Taxes on private equity partners are equitable, fair, Private Equity Council chairman tells Congress

WASHINGTON, DC, September 6, 2007 — The investment profits of private equity firms are fairly taxed as long-term capital gains because private equity partners act as owners, not employees; bear significant economic risks; hold the businesses they acquire as capital assets; and do not benefit from any tax code “loophole,” the chairman of the board of directors of the Private Equity Council told Congress today.

In a hearing before the House Ways and Means Committee, PEC Board Chairman and Carlyle Group Managing Director Bruce E. Rosenblum said the current tax treatment of private equity investment profits is consistent with the tax treatment of real estate, energy, small business and many other partnerships, and is consistent with the treatment of capital gains generally.

“There is no justification for treating capital gains allocated to private equity sponsors less favorably than other capital gains — including those earned by other successful investors and businessmen, whether they be Warren Buffett, Bill Gates or persons of more modest means who have successfully invested in the stock market or a small family business,” Rosenblum said.

“As long as one believes that taxing long-term capital gains at a lower rate is sound tax policy, something Congress has affirmed repeatedly, there is no ‘inequity’ in the current taxation of capital gains attributable to carried interests,” Rosenblum added.

The Private Equity Council opposes legislation that would significantly raise taxes on private equity investment firms because it would undermine an industry that has made a major contribution to the American economy by strengthening companies and delivering superior returns to pension funds, university endowments, charitable foundations and other investors.

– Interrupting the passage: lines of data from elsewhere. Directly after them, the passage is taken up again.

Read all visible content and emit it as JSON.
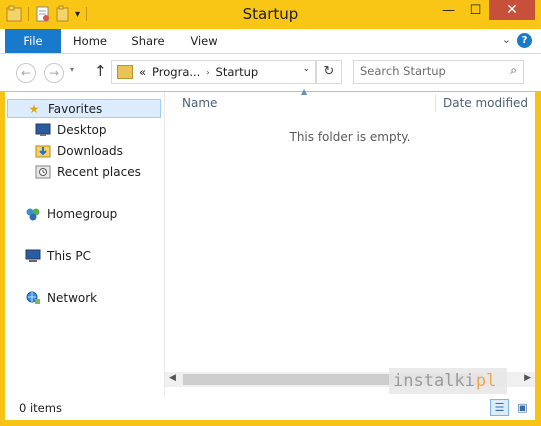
{
  "window": {
    "title": "Startup"
  },
  "quick_access_toolbar": {
    "items": [
      {
        "icon": "folder-icon"
      },
      {
        "icon": "properties-icon"
      },
      {
        "icon": "new-folder-icon"
      },
      {
        "icon": "customize-dropdown-icon",
        "glyph": "▾"
      }
    ]
  },
  "window_controls": {
    "minimize": "—",
    "maximize": "☐",
    "close": "✕"
  },
  "ribbon": {
    "tabs": [
      "File",
      "Home",
      "Share",
      "View"
    ],
    "expand_glyph": "⌄",
    "help_glyph": "?"
  },
  "navigation": {
    "back_glyph": "←",
    "forward_glyph": "→",
    "recent_glyph": "▾",
    "up_glyph": "↑"
  },
  "address": {
    "overflow": "«",
    "crumbs": [
      "Progra...",
      "Startup"
    ],
    "separator": "›",
    "dropdown_glyph": "⌄",
    "refresh_glyph": "↻"
  },
  "search": {
    "placeholder": "Search Startup",
    "icon_glyph": "⌕"
  },
  "nav_pane": {
    "favorites": {
      "label": "Favorites",
      "icon": "star-icon"
    },
    "favorite_items": [
      {
        "label": "Desktop",
        "icon": "desktop-icon"
      },
      {
        "label": "Downloads",
        "icon": "downloads-icon"
      },
      {
        "label": "Recent places",
        "icon": "recent-places-icon"
      }
    ],
    "homegroup": "Homegroup",
    "this_pc": "This PC",
    "network": "Network"
  },
  "content": {
    "columns": {
      "name": "Name",
      "date_modified": "Date modified"
    },
    "sort_glyph": "▲",
    "empty_message": "This folder is empty."
  },
  "watermark": {
    "text": "instalki",
    "suffix": "pl"
  },
  "status": {
    "item_count": "0 items"
  },
  "views": {
    "details_glyph": "☰",
    "large_glyph": "▣"
  },
  "colors": {
    "accent": "#1979ca",
    "titlebar": "#f9c615",
    "close": "#c7503a",
    "selection": "#dcecfc"
  }
}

HR 2834 would tax profits earned by private equity firms on the sale of long-term investments at the regular income rate of 35 percent instead of the long-term capital gains rate of 15 percent.

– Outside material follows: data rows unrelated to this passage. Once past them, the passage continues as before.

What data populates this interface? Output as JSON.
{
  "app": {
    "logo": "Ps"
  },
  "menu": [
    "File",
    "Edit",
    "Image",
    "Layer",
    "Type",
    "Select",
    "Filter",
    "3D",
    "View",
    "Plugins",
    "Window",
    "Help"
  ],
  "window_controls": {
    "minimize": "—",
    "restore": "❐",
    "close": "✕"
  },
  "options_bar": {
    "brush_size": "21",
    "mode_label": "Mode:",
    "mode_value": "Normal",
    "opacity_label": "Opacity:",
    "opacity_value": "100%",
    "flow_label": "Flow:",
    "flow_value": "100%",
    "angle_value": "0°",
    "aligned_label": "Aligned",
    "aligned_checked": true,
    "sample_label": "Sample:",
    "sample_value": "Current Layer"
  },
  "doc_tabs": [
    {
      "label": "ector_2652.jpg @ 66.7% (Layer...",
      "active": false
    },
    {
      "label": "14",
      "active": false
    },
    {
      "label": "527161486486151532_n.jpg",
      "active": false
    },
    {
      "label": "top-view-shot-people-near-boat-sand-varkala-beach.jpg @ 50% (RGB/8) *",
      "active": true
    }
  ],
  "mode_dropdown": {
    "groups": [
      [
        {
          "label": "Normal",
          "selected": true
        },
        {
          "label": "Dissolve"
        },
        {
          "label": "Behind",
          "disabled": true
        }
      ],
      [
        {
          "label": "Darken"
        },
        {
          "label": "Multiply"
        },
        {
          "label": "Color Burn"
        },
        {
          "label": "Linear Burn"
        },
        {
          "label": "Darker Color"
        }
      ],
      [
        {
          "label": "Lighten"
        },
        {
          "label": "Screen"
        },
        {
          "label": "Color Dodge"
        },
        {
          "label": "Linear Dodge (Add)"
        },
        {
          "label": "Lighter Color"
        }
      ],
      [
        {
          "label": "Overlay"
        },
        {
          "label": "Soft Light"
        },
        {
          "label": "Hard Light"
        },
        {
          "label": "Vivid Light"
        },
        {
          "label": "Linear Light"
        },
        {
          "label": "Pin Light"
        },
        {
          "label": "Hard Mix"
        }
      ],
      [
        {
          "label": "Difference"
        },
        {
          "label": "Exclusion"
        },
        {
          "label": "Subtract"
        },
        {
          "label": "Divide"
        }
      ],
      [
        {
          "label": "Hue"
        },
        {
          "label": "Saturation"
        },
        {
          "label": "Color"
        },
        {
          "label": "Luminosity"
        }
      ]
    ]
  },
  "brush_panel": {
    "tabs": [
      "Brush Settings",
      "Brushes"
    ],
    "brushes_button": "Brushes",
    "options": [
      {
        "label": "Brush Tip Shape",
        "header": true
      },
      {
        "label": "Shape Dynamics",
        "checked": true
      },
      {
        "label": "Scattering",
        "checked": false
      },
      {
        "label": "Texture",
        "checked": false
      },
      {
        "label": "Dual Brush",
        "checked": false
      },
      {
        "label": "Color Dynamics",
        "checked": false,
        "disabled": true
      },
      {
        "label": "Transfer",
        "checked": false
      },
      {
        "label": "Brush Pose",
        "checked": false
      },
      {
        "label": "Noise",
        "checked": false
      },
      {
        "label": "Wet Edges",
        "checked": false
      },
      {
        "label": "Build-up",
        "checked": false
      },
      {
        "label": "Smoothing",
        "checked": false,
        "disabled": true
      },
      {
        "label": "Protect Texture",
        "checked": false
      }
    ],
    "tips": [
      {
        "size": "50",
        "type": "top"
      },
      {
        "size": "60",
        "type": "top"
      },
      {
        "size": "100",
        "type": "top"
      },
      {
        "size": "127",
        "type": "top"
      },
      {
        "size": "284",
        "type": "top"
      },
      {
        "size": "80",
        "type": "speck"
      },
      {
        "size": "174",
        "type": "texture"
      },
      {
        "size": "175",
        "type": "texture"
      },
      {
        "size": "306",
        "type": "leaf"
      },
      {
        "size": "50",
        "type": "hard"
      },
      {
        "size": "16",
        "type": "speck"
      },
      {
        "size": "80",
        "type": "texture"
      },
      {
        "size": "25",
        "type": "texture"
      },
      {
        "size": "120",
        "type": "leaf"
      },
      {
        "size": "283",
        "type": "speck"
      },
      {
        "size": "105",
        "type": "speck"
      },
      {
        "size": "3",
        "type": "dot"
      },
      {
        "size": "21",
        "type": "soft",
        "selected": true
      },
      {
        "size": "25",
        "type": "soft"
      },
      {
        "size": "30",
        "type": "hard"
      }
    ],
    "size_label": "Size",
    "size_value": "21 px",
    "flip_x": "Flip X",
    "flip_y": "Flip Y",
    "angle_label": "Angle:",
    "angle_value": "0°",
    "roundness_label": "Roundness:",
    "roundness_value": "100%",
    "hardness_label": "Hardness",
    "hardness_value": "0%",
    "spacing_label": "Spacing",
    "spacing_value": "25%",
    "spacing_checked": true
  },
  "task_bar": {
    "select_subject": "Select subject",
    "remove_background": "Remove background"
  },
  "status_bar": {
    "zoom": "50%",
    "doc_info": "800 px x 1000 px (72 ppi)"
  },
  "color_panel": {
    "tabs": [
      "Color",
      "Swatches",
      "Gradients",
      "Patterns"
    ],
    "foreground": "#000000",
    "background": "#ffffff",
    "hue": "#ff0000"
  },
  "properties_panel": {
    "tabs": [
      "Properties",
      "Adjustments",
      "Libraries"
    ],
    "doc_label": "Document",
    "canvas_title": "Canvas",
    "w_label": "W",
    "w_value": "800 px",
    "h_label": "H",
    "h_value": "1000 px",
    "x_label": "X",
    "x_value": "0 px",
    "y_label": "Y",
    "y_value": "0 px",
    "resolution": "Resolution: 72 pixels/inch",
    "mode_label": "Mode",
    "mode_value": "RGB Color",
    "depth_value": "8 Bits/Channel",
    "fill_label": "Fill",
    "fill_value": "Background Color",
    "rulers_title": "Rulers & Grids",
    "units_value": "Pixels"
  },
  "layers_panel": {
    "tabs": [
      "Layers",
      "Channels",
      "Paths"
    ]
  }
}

Rebutting allegations that the current private equity taxation regime represents a “tax break for the rich,” Rosenblum said that, in fact, it is the private equity tax bill sponsored by Rep. Sander Levin (D-Michigan) that would create an environment that would favor the affluent — by requiring that investment partners receive capital gains tax treatment only in proportion to the amount of money they invest in a business, regardless of their investments of time, energy and talent.

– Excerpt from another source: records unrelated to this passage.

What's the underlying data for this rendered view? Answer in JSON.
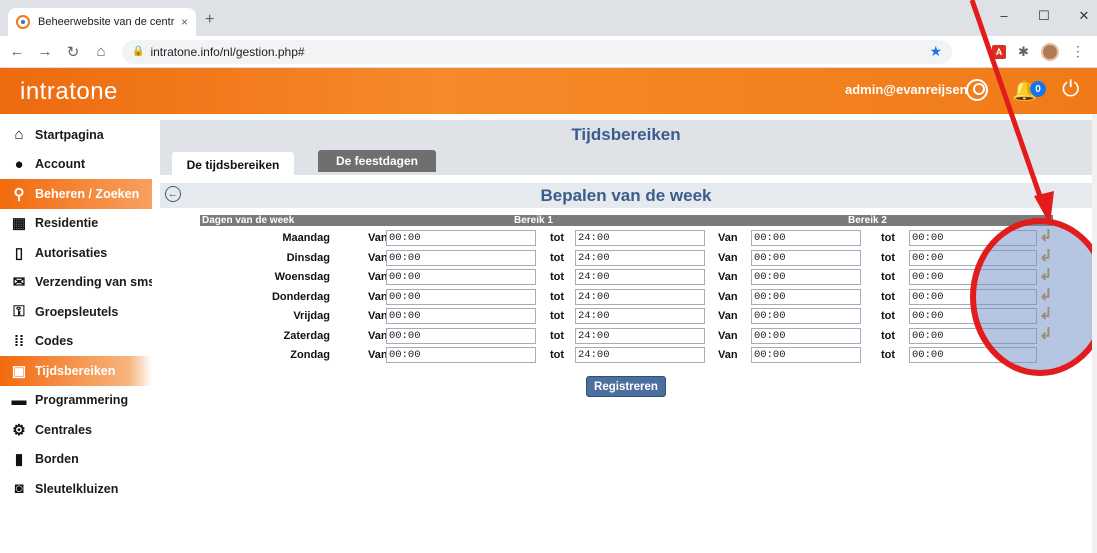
{
  "browser": {
    "tab_title": "Beheerwebsite van de centrales",
    "tab_close": "×",
    "new_tab": "+",
    "url": "intratone.info/nl/gestion.php#",
    "pdf_ext_label": "A"
  },
  "header": {
    "logo": "intratone",
    "user": "admin@evanreijsen",
    "notification_count": "0"
  },
  "sidebar": {
    "items": [
      {
        "label": "Startpagina",
        "icon": "home-icon"
      },
      {
        "label": "Account",
        "icon": "user-icon"
      },
      {
        "label": "Beheren / Zoeken",
        "icon": "search-icon"
      },
      {
        "label": "Residentie",
        "icon": "building-icon"
      },
      {
        "label": "Autorisaties",
        "icon": "door-icon"
      },
      {
        "label": "Verzending van sms",
        "icon": "envelope-icon"
      },
      {
        "label": "Groepsleutels",
        "icon": "key-icon"
      },
      {
        "label": "Codes",
        "icon": "keypad-icon"
      },
      {
        "label": "Tijdsbereiken",
        "icon": "calendar-clock-icon"
      },
      {
        "label": "Programmering",
        "icon": "programmer-icon"
      },
      {
        "label": "Centrales",
        "icon": "gear-icon"
      },
      {
        "label": "Borden",
        "icon": "panel-icon"
      },
      {
        "label": "Sleutelkluizen",
        "icon": "safe-icon"
      }
    ]
  },
  "main": {
    "title": "Tijdsbereiken",
    "tabs": [
      {
        "label": "De tijdsbereiken",
        "active": true
      },
      {
        "label": "De feestdagen",
        "active": false
      }
    ],
    "section_title": "Bepalen van de week",
    "grid": {
      "col_days": "Dagen van de week",
      "col_range1": "Bereik 1",
      "col_range2": "Bereik 2",
      "label_from": "Van",
      "label_to": "tot",
      "rows": [
        {
          "day": "Maandag",
          "r1_from": "00:00",
          "r1_to": "24:00",
          "r2_from": "00:00",
          "r2_to": "00:00"
        },
        {
          "day": "Dinsdag",
          "r1_from": "00:00",
          "r1_to": "24:00",
          "r2_from": "00:00",
          "r2_to": "00:00"
        },
        {
          "day": "Woensdag",
          "r1_from": "00:00",
          "r1_to": "24:00",
          "r2_from": "00:00",
          "r2_to": "00:00"
        },
        {
          "day": "Donderdag",
          "r1_from": "00:00",
          "r1_to": "24:00",
          "r2_from": "00:00",
          "r2_to": "00:00"
        },
        {
          "day": "Vrijdag",
          "r1_from": "00:00",
          "r1_to": "24:00",
          "r2_from": "00:00",
          "r2_to": "00:00"
        },
        {
          "day": "Zaterdag",
          "r1_from": "00:00",
          "r1_to": "24:00",
          "r2_from": "00:00",
          "r2_to": "00:00"
        },
        {
          "day": "Zondag",
          "r1_from": "00:00",
          "r1_to": "24:00",
          "r2_from": "00:00",
          "r2_to": "00:00"
        }
      ]
    },
    "register_button": "Registreren"
  },
  "colors": {
    "brand_orange": "#f07a18",
    "title_blue": "#3c5d8c",
    "annotation_red": "#e21b1b"
  }
}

If the tax change is enacted, “Only those who are in a position to provide significant risk capital — and not those who build these businesses through their ideas, vision and effort — will be in a position to derive significant benefit from differential long-term capital gains rates,” Rosenblum testified.

That is one of the reasons that minority- and women-owned investment firms have joined to establish the new Access to Capital Coalition, Rosenblum said.

He quoted leaders of the coalition as saying that the proposed tax increase on private equity “could impose a significant financial burden on minority- and women-owned investment capital firms, both with respect to their profitability and maintaining and improving their access to investment capital…”

Often overlooked in the debate over private equity taxation, Rosenblum said, are the significant contributions that private equity investment firms have made to the American economy. “Private equity investment is about … entrepreneurial firms, large and small, located in all parts of the United States, that are integral to capital formation and liquidity in this country,” Rosenblum said.

In his testimony, Rosenblum addressed the major arguments advanced by proponents of the private equity tax increase, saying:

• A carried interest is not the equivalent of a stock option — Stock options arise from an employer-employee relationship. But a private equity firm is not an employee of its limited partner investors, and the carried interest simply represents the terms of ownership created by the founders of a private equity fund at the inception of the venture.

• Recipients of carried interest bear significant economic risks — Private equity firms and their partners invest substantial amounts of their own capital in their funds and also risk the time and energy they devote to investments that may in the end yield no profit.

• Private equity funds and their partners own capital assets — A private equity fund and its partners do not supply services to their partners; they are co-owners of a capital asset who are entitled to long-term capital gains tax treatment when the asset is sold at a profit.

• Private equity sponsors do not benefit from loopholes — Private equity partnerships are taxed in exactly the same manner and at exactly the same rate as all other partnerships that buy a capital asset, increase its value and sell it at a profit.

• Tax fairness does not require treating carried interest proceeds as ordinary income — The current tax treatment of carried interest for private equity firms and partners is fair, equitable and consistent with the tax treatment afforded to all similar business ventures.

About The Private Equity Council

The Private Equity Council, based in Washington DC, is an advocacy, communications and research organization that develops, analyzes and distributes information about the domestic and international private equity industry. Its members are: Apax Partners; Apollo Global Management LLC; Bain Capital; The Blackstone Group; The Carlyle Group; Hellman & Friedman LLC; Kohlberg Kravis Roberts & Co.; Providence Equity Partners; Silver Lake Partners; THL Partners and TPG Capital (formerly Texas Pacific Group).